Al-Ahram Hebdo : Pourquoi avez-vous décidé de vous présenter aux élections du syndicat des Journalistes ?
Abdel-Mohsen Salama : Je me suis présenté pour sauver le syndicat et son prestige d’antan et le remettre sur les rails. Les défis que doit affronter le métier aujourd’hui sont de taille et nécessitent de resserrer les rangs des journalistes. Je rappelle que plusieurs journaux, frappés par la crise économique, ont dû fermer leurs portes et que des dizaines de journalistes ont été licenciés. Le syndicat des Journalistes, lui, centré sur ses différends internes, n’a été d’aucune aide à ces journaux en faillite.
— Accusez-vous le conseil du syndicat actuel d’en être responsable et d’être à l’origine de la division entre les journalistes ?

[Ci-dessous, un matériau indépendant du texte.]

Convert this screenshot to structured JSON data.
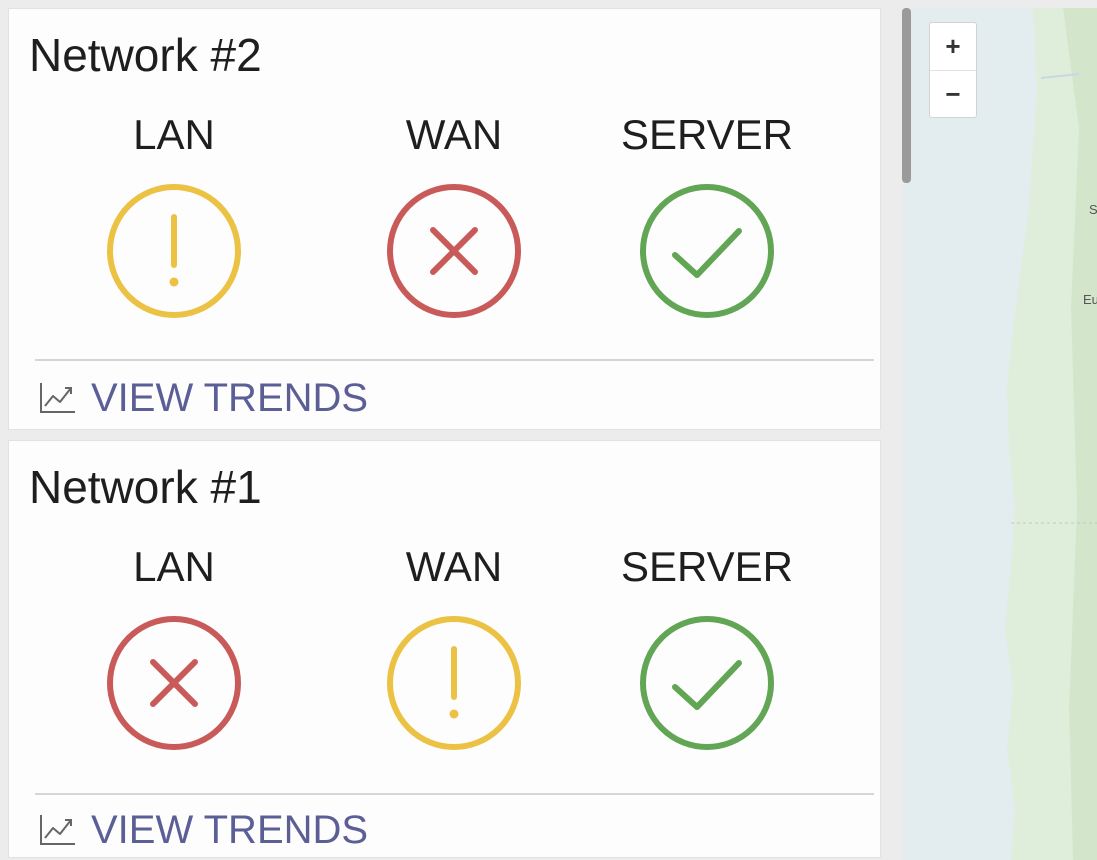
{
  "colors": {
    "warning": "#ecc244",
    "error": "#c95a5a",
    "ok": "#62a555",
    "link": "#5c5f95",
    "water": "#e3ecef",
    "land": "#dfeedb"
  },
  "networks": [
    {
      "title": "Network #2",
      "statuses": [
        {
          "label": "LAN",
          "state": "warning",
          "icon": "warning-icon"
        },
        {
          "label": "WAN",
          "state": "error",
          "icon": "error-x-icon"
        },
        {
          "label": "SERVER",
          "state": "ok",
          "icon": "checkmark-icon"
        }
      ],
      "trends_label": "VIEW TRENDS"
    },
    {
      "title": "Network #1",
      "statuses": [
        {
          "label": "LAN",
          "state": "error",
          "icon": "error-x-icon"
        },
        {
          "label": "WAN",
          "state": "warning",
          "icon": "warning-icon"
        },
        {
          "label": "SERVER",
          "state": "ok",
          "icon": "checkmark-icon"
        }
      ],
      "trends_label": "VIEW TRENDS"
    }
  ],
  "map": {
    "zoom_in_label": "+",
    "zoom_out_label": "−",
    "place_labels": [
      "S",
      "Eu"
    ]
  }
}
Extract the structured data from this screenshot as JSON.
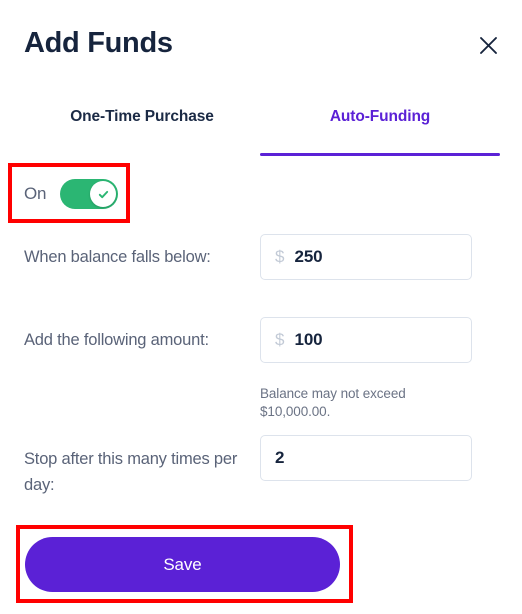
{
  "header": {
    "title": "Add Funds",
    "close_icon": "close-icon"
  },
  "tabs": [
    {
      "label": "One-Time Purchase",
      "active": false
    },
    {
      "label": "Auto-Funding",
      "active": true
    }
  ],
  "toggle": {
    "label": "On",
    "state": "on",
    "icon": "check-icon"
  },
  "fields": [
    {
      "label": "When balance falls below:",
      "prefix": "$",
      "value": "250"
    },
    {
      "label": "Add the following amount:",
      "prefix": "$",
      "value": "100",
      "helper": "Balance may not exceed $10,000.00."
    },
    {
      "label": "Stop after this many times per day:",
      "prefix": "",
      "value": "2"
    }
  ],
  "actions": {
    "save_label": "Save"
  },
  "colors": {
    "accent_purple": "#5b21d6",
    "toggle_green": "#2bb673",
    "highlight_red": "#ff0000",
    "title_navy": "#16243d",
    "label_slate": "#5a6378",
    "input_border": "#dde3ec"
  }
}
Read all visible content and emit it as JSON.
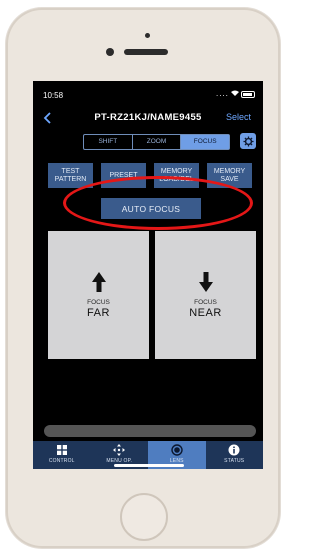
{
  "status": {
    "time": "10:58",
    "dots": "...."
  },
  "nav": {
    "title": "PT-RZ21KJ/NAME9455",
    "select": "Select"
  },
  "tabs": [
    "SHIFT",
    "ZOOM",
    "FOCUS"
  ],
  "active_tab": "FOCUS",
  "buttons": {
    "test_pattern": "TEST PATTERN",
    "preset": "PRESET",
    "memory_load": "MEMORY LOAD/DEL",
    "memory_save": "MEMORY SAVE",
    "auto_focus": "AUTO FOCUS"
  },
  "focus_far": {
    "label": "FOCUS",
    "direction": "FAR",
    "icon": "arrow-up-icon"
  },
  "focus_near": {
    "label": "FOCUS",
    "direction": "NEAR",
    "icon": "arrow-down-icon"
  },
  "tabbar": [
    {
      "label": "CONTROL",
      "icon": "grid-icon"
    },
    {
      "label": "MENU OP.",
      "icon": "dpad-icon"
    },
    {
      "label": "LENS",
      "icon": "lens-icon"
    },
    {
      "label": "STATUS",
      "icon": "info-icon"
    }
  ],
  "active_tabbar": "LENS",
  "colors": {
    "accent": "#6f9ee6",
    "button": "#3a5b8c",
    "highlight_ring": "#e41717",
    "tabbar": "#1e3558"
  }
}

— En quelque sorte, oui. C’est surtout la mauvaise gestion de la crise de l’incident de mai 2016, lorsque le syndicat avait été investi par la police, qui a divisé les journalistes. Moi aussi, j’étais contre le fait que la police intervienne, mais suite à l’incident, le conseil s’est lancé dans un bras de fer avec l’Etat qui n’a rien donné de bon. Les revendications décidées lors de la réunion de l’assemblée générale qui s’ensuivit étaient exagérées, surtout celle qui exigeait des excuses officielles de la part du président de la République. Cette revendication a compliqué la crise et entravé toute négociation. En revanche, en 1995, lors de la crise concernant la loi numéro 95, menaçant l’indépendance et la liberté de la presse, le syndicat des Journalistes avait fait preuve d’unité et avait alors réussi à faire annuler cette loi sans entrer en confrontation avec les institutions de l’Etat. Le syndicat doit apporter des solutions et non pas initier des crises.
— Selon vous, quels sont les principaux défis qu’affronte la presse écrite aujourd’hui ?
— Les principaux défis sont les salaires médiocres de la plupart des journalistes, l’impact de la crise économique sur la presse en général, les conditions précaires dans lesquelles travaillent les journalistes et le non-respect de la déontologie par certains journaux. Or, malheureusement, la situation économique risque de s’aggraver. Avec la dévaluation de la livre égyptienne, les prix du papier, de l’encre et de l’impression ont déjà doublé. Et ça, c’est un défi de taille.
— Quelles sont les solutions proposées dans votre programme électoral pour remédier à ces problèmes ?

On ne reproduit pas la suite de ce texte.